Based on these qualifications, I think it is fair to assume that Malcolm X is indeed a parrhesiastes. Early in his speech, Malcolm X speaks to the general state of moral, spiritual, and institutional degradation of Black America in 1964 at the hands of white suppression. He states:
“Now in speaking like this, it doesn’t mean that we’re anti-white, but it does mean we’re anti-exploration, we’re anti-degradation, and we’re anti-oppression. And if the white man doesn’t want us to be anti-him, let him stop oppressing and exploiting and degrading us.”
And this sets the tone for the rest of what proves to be a true to form dissertation on what it is that has kept the black community subordinate to that of white America. He talks about Black Americans were systematically coaxed and manipulated into supporting, if not contributing towards, the economic and authoritative system that exploits them. He then goes on to state that the government doesn’t recognize them as a citizenry despite having guaranteed all citizens unalienable rights, and states that Black America needs a ballot to enact change before it gives a bullet. Before concluding, Malcolm X comes to appeals to the international community in recognizing the disenfranchisement of Black American’s human rights in the face of blatant hypocrisy (i.e. America’s involvement with the U.N.)
Although it’s fairly obvious that Malcolm X spits hot fire, I don’t think the same can be said of Dr. Martin Luther King, Jr.’s, “I Have a Dream,” for a few simple reasons. Firstly, the language is much too inflated. Indeed the verbiage and phrasing speaks consists wholly of biblical allusions and extended metaphors that cloud would should be a frank and direct address (quite literally most of what is stated before Dr. King reveals his prophetic dream). What’s more, the speech isn’t an address to the oppressive superior. Rather, it is directed to those with concordant dispositions. There is no critique.

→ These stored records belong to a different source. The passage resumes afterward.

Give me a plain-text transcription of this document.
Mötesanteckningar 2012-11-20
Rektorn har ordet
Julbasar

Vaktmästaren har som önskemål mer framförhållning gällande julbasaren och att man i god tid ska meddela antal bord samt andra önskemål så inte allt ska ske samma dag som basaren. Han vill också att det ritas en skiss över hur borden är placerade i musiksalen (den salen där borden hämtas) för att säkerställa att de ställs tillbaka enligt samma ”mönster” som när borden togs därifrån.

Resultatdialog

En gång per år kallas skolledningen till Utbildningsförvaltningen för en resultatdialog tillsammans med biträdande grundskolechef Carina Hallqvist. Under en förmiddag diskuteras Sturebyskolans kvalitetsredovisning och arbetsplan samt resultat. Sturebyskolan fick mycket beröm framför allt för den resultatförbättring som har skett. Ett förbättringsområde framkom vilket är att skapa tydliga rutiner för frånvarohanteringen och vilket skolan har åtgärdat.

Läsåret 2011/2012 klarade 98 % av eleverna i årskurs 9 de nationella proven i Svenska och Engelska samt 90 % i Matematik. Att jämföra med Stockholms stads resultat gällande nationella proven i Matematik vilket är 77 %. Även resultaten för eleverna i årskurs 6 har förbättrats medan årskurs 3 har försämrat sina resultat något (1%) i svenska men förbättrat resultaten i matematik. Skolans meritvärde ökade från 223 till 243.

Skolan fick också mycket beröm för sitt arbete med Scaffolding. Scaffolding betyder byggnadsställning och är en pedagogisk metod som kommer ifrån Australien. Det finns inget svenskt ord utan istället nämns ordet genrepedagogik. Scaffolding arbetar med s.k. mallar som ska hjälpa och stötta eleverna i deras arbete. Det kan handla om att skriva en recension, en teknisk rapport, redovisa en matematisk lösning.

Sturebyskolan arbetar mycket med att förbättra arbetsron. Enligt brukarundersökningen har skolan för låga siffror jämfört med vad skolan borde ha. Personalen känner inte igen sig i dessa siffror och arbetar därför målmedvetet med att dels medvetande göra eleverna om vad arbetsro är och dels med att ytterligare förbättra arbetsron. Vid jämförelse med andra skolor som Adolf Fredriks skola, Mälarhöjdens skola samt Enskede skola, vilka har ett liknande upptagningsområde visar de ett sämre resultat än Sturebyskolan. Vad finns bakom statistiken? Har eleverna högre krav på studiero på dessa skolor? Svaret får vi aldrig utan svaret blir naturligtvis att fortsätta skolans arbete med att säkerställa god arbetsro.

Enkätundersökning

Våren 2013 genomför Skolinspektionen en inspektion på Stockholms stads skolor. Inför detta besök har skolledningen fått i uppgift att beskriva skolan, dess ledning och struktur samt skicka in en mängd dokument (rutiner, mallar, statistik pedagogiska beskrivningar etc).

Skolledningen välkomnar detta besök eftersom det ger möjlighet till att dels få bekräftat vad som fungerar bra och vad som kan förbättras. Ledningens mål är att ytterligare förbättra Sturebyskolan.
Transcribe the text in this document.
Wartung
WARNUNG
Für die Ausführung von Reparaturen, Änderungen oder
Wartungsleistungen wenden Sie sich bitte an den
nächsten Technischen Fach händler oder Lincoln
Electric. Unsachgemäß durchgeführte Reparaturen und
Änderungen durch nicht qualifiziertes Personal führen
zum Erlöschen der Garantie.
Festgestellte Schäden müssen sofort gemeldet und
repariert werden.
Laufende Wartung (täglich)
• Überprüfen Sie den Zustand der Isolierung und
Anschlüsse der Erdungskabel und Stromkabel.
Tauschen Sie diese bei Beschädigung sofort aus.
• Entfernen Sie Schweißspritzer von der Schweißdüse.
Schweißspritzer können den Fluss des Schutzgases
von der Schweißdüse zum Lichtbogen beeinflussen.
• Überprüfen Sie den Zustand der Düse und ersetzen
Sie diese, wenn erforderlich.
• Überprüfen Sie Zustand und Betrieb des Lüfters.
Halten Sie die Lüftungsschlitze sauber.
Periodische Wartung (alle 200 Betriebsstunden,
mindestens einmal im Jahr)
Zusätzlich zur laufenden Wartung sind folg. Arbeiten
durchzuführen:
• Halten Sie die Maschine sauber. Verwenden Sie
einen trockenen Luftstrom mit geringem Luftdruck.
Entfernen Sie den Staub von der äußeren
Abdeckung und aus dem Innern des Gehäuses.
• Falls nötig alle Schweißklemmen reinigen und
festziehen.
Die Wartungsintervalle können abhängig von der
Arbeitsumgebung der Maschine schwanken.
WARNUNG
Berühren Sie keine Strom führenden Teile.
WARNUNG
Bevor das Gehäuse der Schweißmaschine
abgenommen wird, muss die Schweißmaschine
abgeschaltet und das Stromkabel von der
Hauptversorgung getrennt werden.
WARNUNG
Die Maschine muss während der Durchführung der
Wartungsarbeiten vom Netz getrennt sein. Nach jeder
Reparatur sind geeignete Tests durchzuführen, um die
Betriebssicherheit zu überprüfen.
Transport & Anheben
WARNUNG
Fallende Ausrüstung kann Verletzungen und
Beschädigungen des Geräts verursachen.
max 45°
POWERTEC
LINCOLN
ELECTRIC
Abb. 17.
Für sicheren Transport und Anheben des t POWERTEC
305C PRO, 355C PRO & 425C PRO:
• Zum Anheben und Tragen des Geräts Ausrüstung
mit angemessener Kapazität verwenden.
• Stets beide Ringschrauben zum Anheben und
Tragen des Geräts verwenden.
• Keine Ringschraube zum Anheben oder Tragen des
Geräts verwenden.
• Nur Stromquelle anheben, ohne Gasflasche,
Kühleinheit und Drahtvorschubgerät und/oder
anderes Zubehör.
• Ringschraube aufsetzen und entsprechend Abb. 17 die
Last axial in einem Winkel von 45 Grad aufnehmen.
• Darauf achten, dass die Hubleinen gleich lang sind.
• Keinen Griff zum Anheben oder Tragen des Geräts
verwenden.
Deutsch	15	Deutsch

This isn’t to say that Dr. King is not a parrhesiastes. Alas, my thirst for knowledge and faith in Dr. King is unyielding, and I sought out a more telling work of Dr. King’s truth-telling exploits. Dr. King’s “Letter from a Birmingham Jail” is a solid example of what it is to be a parrhesiastes—committed, bold, frank, and instigating. The letter is a response to a formal statement delivered by eight Alabama clergymen who urge Dr. King to forego initiatives of direct action in favor of eliciting concessions by way of the courts as opposed to the collective conscience of White America. These clergymen offer the virtue of patience instead of their support in action, a point that Dr. King isn’t loathe to harp on and argue against.
Briefly, Dr. King explains the theory of direct action before revealing what it is that they mean to get at by it’s execution, eliciting a tension in the mind of the community so that the issues of the oppressed must be addressed. He states: “We have not made a single gain in civil rights without determined legal and nonviolent pressure,” the equates the Clergymen’s advice to “wait” with “never.” He even hints at the notion of the master/slave dialect being in full-effect. So yeah, he’s pretty much saying to the established authority, look, here’s what you’ve got wrong and this is how I suggest you go about changing. To close, he writes:
“If I have said anything in this letter that overstates the truth and indicates an unreasonable impatience, I beg you to forgive me. If I have said anything that understates the truth and indicates my having a patience that allows me to settle for anything less than brotherhood, I beg God to forgive me.”
I’ve provided a link to the letter; go ahead, take a peek. I think you’ll find that the incredibly direct and forceful nature of the work cannot otherwise be misconstrued.